На Самокатах с исчезновением зловещего трактира Кузнецова все переменилось. В толпе, между балаганами и портерными ходили сильные полицейские наряды; одетые в статское агенты сыскной полиции ловили карманников прямо на месте преступления. Ночью вместо городовых дежурили казаки, у которых с подозрительным элементом разговор был короткий. Второго по величине самокатского злодея Ивана Сушкина вызвали к полицмейстеру, и тот так с ним поговорил, что трактирщик срочно уехал на все время ярмарки в деревню (это в самый-то разгар!), оставив заведение на малохольного младшего брата.
Граф Игнатьев быстро завоевал среди ярмарочного населения невиданную популярность. Он был непривычно доступен, вопросы решал мгновенно и демократично. Ежедневно в шесть часов поутру он, в сопровождении одного лишь поручика Федорова, объезжал в коляске ярмарочную территорию, причем сам принимал прошения и в тот же день делал по ним распоряжения! По ночам же с неизменным Федоровым осматривал ярмарку уже верхом, лично проверяя полицейские и казачьи караулы.

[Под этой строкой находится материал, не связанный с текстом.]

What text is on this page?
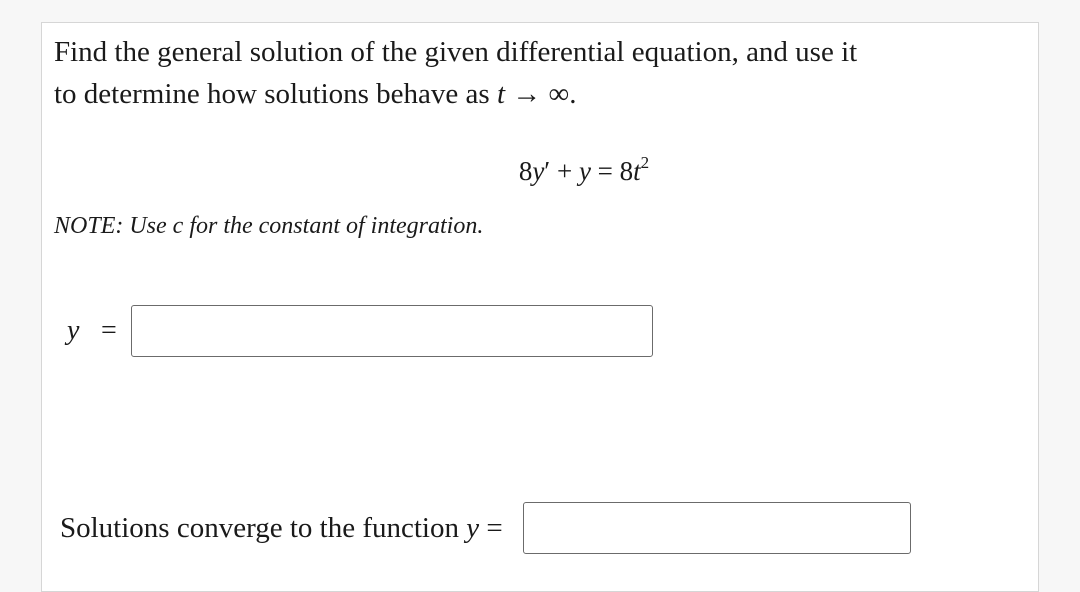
Find the general solution of the given differential equation, and use it
to determine how solutions behave as t → ∞.

$8y' + y = 8t^2$
NOTE: Use c for the constant of integration.
y =
Solutions converge to the function y =
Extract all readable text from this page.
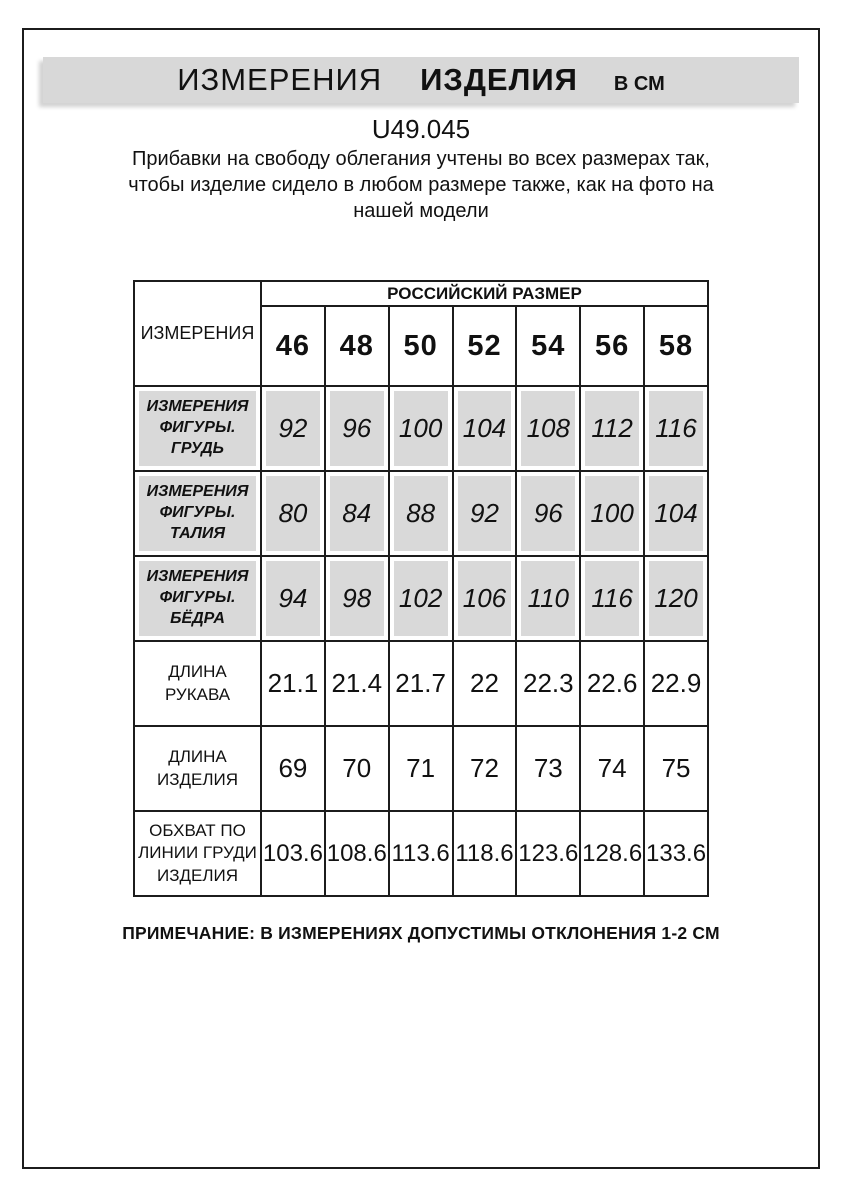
ИЗМЕРЕНИЯ ИЗДЕЛИЯ В СМ
U49.045
Прибавки на свободу облегания учтены во всех размерах так,
чтобы изделие сидело в любом размере также, как на фото на
нашей модели
ИЗМЕРЕНИЯ	РОССИЙСКИЙ РАЗМЕР						
	46	48	50	52	54	56	58
ИЗМЕРЕНИЯ ФИГУРЫ. ГРУДЬ	92	96	100	104	108	112	116
ИЗМЕРЕНИЯ ФИГУРЫ. ТАЛИЯ	80	84	88	92	96	100	104
ИЗМЕРЕНИЯ ФИГУРЫ. БЁДРА	94	98	102	106	110	116	120
ДЛИНА РУКАВА	21.1	21.4	21.7	22	22.3	22.6	22.9
ДЛИНА ИЗДЕЛИЯ	69	70	71	72	73	74	75
ОБХВАТ ПО ЛИНИИ ГРУДИ ИЗДЕЛИЯ	103.6	108.6	113.6	118.6	123.6	128.6	133.6
ПРИМЕЧАНИЕ: В ИЗМЕРЕНИЯХ ДОПУСТИМЫ ОТКЛОНЕНИЯ 1-2 СМ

Через четыре дня (!) после приезда Игнатьев издал обязательные постановления о пожарной безопасности ярмарки. Была учреждена особая охрана: по четыре стражника на каждый ряд Гостиного двора, а за его пределами — по два караульщика на каждые 50 саженей; за караульщиками поручено наблюдать рядским старостам. В столице заказали какую-то сверхсильную пожарную машину. Все лавковладельцы поставили во дворе чаны с водой; на Сибирской пристани были заведены свои, пристанские пожарные команды.

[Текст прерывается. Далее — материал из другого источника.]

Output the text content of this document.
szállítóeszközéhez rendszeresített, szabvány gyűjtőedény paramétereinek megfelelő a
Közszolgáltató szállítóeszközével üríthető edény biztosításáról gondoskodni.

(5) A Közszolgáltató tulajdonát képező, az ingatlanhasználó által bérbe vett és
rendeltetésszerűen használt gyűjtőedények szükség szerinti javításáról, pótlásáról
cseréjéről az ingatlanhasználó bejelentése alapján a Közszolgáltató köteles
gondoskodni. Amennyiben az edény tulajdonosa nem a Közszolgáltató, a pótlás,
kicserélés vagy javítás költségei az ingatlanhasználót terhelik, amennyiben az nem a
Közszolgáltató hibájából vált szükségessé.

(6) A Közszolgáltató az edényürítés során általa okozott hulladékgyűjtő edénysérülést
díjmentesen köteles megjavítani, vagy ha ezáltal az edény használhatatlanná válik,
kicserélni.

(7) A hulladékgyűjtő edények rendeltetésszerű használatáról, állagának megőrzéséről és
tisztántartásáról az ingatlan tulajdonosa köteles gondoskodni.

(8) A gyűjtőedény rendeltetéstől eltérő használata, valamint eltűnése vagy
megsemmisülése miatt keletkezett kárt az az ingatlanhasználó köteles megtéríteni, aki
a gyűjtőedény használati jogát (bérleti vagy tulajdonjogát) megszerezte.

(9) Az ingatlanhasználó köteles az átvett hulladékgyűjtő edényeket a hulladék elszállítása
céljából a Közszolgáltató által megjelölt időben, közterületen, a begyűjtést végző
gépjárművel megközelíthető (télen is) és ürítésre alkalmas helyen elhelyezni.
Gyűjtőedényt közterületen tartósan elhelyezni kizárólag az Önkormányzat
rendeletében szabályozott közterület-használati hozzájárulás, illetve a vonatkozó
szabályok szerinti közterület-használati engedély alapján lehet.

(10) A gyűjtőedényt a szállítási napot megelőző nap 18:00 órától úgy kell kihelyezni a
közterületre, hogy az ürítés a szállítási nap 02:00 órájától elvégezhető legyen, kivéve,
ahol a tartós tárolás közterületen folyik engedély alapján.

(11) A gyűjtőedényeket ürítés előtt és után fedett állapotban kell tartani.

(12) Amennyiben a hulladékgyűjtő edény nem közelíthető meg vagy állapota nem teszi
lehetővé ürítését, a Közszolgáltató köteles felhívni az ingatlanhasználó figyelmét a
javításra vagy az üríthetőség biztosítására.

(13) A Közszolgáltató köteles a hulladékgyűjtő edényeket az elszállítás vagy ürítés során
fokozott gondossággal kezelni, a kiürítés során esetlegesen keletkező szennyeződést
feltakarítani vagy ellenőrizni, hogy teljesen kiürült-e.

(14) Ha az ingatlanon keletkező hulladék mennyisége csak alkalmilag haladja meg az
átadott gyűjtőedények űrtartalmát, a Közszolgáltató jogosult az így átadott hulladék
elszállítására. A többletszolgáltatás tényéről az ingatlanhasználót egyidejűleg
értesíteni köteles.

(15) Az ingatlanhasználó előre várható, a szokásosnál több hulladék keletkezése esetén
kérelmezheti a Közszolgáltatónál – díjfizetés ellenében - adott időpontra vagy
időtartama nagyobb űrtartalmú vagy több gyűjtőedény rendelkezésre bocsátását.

Граф завинтил гайки и в смысле разгула (не без помощи и совета Благово). В час ночи должны были закрываться все харчевни и увеселительные заведения, а в два часа — все трактиры и рестораны. Жертвой этого режима стал даже губернатор Кутайсов, решивший, что на него этот запрет не распространяется и захотевший посидеть с гостями до трех часов утра: к нему в ресторан пришел сам Каргер и передал личный приказ Игнатьева «закругляться». После этого случая ночная жизнь ярмарки сразу стала более сдержанной и приличной.
Рота гарнизонного батальона при поддержке речной полиции ранним утром захватила без всякого сопротивления остров Кавказ, арестовав 63 беспаспортных, среди которых оказалось много беглых в розыске. Остров включили в ярмарочную территорию, отдав под мочальные склады.
Здобнов выписался из больницы и долечивался дома. Он жил на Тихоновской улице, в ста саженях от кремля, в доме, где, согласно городскому преданию, во время эвакуации 1812 года гостил Карамзин. Иван Иванович выкупил половину исторического дома и поселился в нем со своей сестрой — старой девой. Сам он давно уже был вдов, единственная дочка вышла замуж за инженера-механика флота и жила в Кронштадте, изредка наезжая в гости с двумя сыновьями.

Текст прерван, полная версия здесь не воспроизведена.